Iná Jost é coordenadora de pesquisa do InternetLab, centro independente de pesquisa interdisciplinar que promove debate e produção de conhecimento em Direito e Tecnologia aplicados à internet. Advogada formada pela UFRJ, tem mestrado em relações internacionais e direitos humanos na Sciences Po, em Paris. Integrou por quatro anos o departamento eleitoral da Organização dos Estados Americanos (OEA), coordenando projetos de cooperação e missões de observação eleitoral nas Américas. Também trabalhou como pesquisadora do laboratório Latinno, iniciativa que mapeia inovação democrática na América Latina, hospedada no centro de pesquisa em ciências sociais WZB, em Berlim.
Qual deve ser o efeito da mudança da política de checagem da Meta?
O assunto é tão grande que é difícil saber por onde começar.
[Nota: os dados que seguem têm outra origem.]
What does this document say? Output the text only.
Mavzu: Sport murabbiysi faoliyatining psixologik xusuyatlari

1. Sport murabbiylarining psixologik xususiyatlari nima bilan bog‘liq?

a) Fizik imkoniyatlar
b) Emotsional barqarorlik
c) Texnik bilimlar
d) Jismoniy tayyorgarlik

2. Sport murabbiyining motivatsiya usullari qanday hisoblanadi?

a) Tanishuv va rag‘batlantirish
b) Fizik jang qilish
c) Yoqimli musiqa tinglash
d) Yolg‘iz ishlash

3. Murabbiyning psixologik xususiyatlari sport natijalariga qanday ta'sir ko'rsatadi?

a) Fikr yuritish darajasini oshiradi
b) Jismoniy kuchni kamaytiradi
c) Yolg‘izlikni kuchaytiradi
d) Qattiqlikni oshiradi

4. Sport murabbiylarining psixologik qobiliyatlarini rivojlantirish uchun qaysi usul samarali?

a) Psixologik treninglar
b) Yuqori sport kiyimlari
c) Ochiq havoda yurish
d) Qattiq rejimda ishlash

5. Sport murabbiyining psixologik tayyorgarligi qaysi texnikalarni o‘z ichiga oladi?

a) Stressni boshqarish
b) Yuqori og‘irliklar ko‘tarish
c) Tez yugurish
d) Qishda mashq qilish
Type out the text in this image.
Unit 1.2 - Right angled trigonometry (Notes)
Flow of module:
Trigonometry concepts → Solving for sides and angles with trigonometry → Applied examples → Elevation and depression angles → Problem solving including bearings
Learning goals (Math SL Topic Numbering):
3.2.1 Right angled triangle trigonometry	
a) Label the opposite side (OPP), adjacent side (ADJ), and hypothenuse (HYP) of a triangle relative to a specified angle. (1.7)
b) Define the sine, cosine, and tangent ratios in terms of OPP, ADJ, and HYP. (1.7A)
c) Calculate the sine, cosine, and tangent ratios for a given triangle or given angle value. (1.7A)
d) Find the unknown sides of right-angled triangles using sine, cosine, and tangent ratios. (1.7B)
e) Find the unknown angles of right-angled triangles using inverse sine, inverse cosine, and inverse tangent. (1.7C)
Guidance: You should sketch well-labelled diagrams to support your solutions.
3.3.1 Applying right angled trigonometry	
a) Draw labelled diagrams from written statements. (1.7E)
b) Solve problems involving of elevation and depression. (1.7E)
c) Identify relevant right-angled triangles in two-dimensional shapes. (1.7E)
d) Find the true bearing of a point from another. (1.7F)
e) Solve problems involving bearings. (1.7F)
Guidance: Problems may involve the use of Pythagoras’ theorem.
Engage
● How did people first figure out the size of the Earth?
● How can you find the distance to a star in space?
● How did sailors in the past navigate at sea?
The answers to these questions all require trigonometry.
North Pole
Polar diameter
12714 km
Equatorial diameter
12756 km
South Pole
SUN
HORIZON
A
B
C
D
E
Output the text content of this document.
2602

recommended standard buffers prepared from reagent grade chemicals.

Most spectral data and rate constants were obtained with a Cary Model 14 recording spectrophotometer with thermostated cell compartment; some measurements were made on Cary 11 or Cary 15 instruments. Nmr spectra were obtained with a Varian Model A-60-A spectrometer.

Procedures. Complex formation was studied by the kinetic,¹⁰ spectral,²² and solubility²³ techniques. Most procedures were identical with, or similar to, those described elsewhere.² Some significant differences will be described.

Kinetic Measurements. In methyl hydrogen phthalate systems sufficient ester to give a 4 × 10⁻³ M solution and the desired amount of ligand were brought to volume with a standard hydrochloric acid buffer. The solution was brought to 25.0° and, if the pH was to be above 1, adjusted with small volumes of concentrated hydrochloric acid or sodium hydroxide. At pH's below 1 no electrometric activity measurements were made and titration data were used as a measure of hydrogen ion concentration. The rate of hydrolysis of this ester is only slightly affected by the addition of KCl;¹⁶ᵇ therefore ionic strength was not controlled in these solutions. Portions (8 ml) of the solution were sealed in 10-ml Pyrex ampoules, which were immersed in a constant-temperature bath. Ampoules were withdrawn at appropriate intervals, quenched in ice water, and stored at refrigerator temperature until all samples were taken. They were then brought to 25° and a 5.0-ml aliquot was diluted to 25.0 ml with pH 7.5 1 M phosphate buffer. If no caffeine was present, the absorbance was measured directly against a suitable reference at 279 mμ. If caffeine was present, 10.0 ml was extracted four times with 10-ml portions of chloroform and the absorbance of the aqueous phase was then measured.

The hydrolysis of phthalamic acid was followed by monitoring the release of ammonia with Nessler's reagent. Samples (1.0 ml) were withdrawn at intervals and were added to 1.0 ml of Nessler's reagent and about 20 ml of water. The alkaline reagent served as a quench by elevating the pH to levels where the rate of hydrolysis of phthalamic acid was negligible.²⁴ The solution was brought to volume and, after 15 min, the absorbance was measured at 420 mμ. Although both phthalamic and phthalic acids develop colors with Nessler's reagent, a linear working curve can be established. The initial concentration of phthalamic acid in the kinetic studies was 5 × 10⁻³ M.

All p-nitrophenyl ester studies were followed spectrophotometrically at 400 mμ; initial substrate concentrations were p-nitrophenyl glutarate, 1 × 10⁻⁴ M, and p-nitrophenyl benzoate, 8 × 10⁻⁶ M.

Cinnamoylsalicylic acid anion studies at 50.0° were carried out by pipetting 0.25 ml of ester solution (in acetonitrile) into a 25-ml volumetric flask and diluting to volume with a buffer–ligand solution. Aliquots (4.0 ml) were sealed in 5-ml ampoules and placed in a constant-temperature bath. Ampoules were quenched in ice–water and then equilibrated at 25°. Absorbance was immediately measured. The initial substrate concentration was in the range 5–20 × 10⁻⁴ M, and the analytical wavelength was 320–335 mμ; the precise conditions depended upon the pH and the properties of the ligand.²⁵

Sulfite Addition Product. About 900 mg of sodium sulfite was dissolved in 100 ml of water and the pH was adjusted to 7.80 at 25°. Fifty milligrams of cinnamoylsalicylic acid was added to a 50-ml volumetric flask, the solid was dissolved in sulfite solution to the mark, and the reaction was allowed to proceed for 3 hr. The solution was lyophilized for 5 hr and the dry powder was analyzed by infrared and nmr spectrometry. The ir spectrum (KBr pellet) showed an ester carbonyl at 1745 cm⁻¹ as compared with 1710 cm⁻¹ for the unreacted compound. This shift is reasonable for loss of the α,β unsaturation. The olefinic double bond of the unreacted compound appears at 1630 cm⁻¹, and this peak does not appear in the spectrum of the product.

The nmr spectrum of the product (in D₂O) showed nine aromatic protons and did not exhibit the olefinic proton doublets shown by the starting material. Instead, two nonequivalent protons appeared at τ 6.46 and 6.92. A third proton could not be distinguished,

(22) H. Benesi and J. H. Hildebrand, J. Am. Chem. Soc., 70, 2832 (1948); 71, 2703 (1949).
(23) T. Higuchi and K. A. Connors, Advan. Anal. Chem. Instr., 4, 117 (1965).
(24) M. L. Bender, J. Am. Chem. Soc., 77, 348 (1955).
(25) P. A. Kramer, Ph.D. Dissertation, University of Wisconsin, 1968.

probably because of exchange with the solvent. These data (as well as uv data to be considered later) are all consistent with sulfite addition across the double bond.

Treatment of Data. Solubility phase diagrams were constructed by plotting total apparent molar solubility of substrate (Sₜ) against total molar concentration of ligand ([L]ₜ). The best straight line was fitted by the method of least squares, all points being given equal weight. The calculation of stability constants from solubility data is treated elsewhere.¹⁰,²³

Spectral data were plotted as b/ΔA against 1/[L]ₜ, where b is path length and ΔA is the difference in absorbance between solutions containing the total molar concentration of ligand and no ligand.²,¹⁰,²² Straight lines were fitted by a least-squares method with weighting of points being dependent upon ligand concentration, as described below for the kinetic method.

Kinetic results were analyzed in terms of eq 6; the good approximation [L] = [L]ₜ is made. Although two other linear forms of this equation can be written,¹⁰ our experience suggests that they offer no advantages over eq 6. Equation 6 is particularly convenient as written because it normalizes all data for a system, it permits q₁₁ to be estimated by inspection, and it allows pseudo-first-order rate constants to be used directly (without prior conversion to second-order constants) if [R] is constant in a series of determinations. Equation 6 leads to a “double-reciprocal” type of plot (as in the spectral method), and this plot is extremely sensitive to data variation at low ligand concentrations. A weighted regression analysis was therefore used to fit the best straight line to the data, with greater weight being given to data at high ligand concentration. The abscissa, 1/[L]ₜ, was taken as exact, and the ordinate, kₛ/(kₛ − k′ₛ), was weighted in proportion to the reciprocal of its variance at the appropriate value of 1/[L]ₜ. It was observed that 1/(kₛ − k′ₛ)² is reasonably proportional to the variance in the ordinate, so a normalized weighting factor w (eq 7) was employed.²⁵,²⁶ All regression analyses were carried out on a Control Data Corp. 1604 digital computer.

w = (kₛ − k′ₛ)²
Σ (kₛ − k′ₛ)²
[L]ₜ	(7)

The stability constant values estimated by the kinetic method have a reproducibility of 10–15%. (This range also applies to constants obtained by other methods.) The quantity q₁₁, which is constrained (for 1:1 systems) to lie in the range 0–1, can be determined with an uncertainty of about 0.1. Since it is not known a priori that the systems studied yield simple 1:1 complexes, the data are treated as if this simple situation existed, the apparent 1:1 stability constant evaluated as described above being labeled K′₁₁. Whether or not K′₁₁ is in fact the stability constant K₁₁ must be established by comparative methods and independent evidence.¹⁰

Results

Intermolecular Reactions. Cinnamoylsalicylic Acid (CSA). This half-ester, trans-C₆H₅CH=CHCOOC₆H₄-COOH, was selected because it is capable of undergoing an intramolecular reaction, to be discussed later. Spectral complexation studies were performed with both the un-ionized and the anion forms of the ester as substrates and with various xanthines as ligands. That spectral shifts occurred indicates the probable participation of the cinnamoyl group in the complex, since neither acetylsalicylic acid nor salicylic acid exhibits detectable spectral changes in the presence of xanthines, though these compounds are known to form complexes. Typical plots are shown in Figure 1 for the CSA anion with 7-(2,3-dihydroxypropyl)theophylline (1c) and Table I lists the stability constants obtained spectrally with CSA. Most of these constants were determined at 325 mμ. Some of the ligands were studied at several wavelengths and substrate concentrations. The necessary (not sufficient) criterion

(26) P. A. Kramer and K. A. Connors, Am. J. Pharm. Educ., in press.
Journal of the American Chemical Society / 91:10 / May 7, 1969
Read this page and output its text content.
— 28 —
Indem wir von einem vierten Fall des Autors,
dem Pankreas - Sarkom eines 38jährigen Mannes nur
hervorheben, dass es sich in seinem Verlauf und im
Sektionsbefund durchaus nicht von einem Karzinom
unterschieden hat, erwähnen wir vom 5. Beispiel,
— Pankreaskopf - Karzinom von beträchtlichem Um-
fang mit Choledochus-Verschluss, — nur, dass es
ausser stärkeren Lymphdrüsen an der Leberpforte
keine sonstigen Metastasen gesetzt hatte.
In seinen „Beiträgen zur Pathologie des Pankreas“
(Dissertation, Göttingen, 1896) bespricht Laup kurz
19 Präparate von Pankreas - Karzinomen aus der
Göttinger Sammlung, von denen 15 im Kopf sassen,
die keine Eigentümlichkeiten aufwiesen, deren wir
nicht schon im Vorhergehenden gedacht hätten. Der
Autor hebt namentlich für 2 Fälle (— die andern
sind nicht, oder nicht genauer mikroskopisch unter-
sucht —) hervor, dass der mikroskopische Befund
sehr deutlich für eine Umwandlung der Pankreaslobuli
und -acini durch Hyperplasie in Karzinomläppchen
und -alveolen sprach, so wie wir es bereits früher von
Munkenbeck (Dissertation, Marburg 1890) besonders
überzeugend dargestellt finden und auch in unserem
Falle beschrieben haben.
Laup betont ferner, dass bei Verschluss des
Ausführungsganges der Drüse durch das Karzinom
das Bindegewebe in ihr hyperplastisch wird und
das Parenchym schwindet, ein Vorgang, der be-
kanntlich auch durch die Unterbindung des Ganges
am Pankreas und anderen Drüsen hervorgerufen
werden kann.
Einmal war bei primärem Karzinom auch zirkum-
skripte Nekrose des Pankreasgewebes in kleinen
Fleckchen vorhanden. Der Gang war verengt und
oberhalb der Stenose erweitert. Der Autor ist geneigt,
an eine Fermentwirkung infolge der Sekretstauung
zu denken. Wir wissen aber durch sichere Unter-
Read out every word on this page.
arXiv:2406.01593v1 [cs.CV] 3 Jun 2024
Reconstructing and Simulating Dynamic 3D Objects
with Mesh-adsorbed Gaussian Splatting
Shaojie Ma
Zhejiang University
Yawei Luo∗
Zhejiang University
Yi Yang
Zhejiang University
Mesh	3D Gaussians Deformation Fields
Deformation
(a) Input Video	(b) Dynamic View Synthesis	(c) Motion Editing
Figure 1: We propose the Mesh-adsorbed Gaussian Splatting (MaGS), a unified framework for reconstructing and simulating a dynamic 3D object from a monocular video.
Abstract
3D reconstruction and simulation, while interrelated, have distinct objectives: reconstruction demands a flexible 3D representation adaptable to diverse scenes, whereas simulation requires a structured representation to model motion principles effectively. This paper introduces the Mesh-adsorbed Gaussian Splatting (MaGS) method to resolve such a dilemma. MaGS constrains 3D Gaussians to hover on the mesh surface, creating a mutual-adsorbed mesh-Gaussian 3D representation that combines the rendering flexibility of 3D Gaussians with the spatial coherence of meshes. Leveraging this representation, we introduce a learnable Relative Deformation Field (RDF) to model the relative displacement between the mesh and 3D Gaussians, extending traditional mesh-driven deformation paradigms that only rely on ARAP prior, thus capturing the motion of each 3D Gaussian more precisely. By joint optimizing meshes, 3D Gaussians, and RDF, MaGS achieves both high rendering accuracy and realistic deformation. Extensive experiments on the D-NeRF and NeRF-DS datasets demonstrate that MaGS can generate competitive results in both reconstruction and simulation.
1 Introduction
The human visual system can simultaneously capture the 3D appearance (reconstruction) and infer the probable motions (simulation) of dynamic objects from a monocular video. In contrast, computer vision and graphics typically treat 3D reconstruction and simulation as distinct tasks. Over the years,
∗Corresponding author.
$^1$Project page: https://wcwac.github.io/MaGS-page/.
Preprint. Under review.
A primeira questão é que a Meta vinha, desde 2016 incrementando a política de moderação de conteúdo de modo a desfavorecer discursos de ódio, machistas, misóginos. Vinha em evolução. Havia muita reclamação (sobre essa política) e muito a melhorar, mas se viu diferença. Um exemplo importante foi a política sobre desinformação na área de saúde. Diante da calamidade da pandemia, a Meta mudou para agregar essa política. Não existem dados numéricos sobre o resultado, mas foi importante quando as pessoas achavam que iam virar jacaré tomando vacina.
Tudo isso agora deve desaparecer?
O comunicado fala em simplificação. Na prática, significa a retirada desses filtros criados nos últimos oito anos e mais permissividade em relação a muitos conteúdos. Não acredito que isso seja parte da liberdade de expressão. São discursos violentos que, ao contrário, reduzem a liberdade de expressão de outras pessoas, de grupos minoritários.
De que forma isso pode se manifestar?
A política já mudou e já permite, por exemplo, a equiparação de mulher à propriedade. As políticas das plataformas são genéricas, porque não há como prever todo conteúdo que vai circular. Para demonstrar a aplicação, incluem exemplos que mostram como a moderação deve ser aplicada. Como é um discurso muito violento, estava incluído e foi retirado do exemplo, o que significa que vai ser permitido. Outro exemplo que foi retirado é a equiparação das pessoas trans a "freak", que em inglês é "louco", "surtado". É ainda pior do que equiparar a doença mental, porque é uma palavra muito pejorativa. São duas questões que ilustram para onde o vento vai soprar.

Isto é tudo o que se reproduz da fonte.